1. Social Media is not for Selling Product
However instinctual it may be, a company’s Facebook page is not the place to be advertising a product and pushing a customer to buy it. Users are not on social sites to purchase items. They would go to purchasing websites for that. Users are looking to be informed and to see compelling and interesting content that will entertain them. “Social media is all about building relationships and growing trust”, says Nellie Akalp. News from around the industry or interesting stories that have something to do with the product can be good things to post on. Creating a discussion that will cause interaction with the customers is a good way to build a following. According to Akelp, self-promotion should only be about 5%-10% of any company page.

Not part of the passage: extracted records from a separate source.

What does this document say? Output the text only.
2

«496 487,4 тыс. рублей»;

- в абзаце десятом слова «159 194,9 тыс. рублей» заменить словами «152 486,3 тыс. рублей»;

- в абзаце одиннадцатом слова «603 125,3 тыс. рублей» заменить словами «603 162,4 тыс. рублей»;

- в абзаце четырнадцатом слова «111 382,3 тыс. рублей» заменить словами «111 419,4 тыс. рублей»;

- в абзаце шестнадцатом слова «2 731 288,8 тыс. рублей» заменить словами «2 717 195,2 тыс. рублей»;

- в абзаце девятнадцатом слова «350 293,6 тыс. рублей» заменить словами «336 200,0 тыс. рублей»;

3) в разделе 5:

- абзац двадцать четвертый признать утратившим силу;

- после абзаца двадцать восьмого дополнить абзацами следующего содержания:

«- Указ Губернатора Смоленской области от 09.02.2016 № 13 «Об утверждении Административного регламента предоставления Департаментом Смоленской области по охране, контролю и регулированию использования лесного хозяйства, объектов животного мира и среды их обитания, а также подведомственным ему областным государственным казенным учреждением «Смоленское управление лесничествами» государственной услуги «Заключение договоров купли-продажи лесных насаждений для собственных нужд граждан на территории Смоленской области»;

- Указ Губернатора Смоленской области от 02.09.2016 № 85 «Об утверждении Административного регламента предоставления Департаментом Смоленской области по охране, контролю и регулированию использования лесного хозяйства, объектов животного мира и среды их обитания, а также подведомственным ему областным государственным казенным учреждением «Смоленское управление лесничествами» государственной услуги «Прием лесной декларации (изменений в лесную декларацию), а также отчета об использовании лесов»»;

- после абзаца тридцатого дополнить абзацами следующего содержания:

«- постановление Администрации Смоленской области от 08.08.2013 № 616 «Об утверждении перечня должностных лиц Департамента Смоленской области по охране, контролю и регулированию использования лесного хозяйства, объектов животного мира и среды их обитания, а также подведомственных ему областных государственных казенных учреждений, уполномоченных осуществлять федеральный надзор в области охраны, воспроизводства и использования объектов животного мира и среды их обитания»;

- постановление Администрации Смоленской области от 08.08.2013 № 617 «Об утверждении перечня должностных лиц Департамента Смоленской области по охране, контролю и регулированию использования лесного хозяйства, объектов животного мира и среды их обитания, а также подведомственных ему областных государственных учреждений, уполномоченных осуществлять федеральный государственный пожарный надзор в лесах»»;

2. Social Media is Not About Self Promotion
Similar to the previous rule, a company’s social site should not be all about self-promotion. Posting only on products and advertisements does nothing to create discussion and will only discourage customers from engaging. Once again, interesting content that will grab a user’s attention will build trust and a loyal following. Nobody wants to hear someone talk about themselves the whole time.
3. Pick and Choose Wisely
With so many social sites it’s very easy for a business to quickly register on all of them, considering most are free, and spread itself thin when it comes to updating them all. Especially for smaller businesses, its better to pick a couple main ones that you will be able to update regularly, rather than a bunch that you will never update. Especially with such an emphasis nowadays on a company’s internet marketing, staying up to date is very important for keeping a following. It will reflect poorly if there is no engagement on the site.
4. Go at Your Own Pace
Companies that have huge budgets for marketing have many resources and time to continuously update and engage in new social site trends. This may pressure a smaller company to want to try to keep up and do the same. It is important that smaller businesses do not play this game as it will only fail when resources are not at the same level. Choose certain sites and do very well in those areas to create loyalty, and then decide whether to move into other sites. It is better to be really good at a couple than not so good at a lot.
5. Consider Resources
Social media is not free. Despite free sign ups and add-ons, it takes employees and time to produce positive results in the social world. Interesting content takes time to create, and planning is necessary when building a base of loyal customers. This is something businesses should keep in mind when assigning tasks and deciding how they will go about social networking.
Despite how daunting a social media campaign may be, the proper amount of work and correct procedures can produce very successful results with a larger brand following and loyalty that will result in more sales.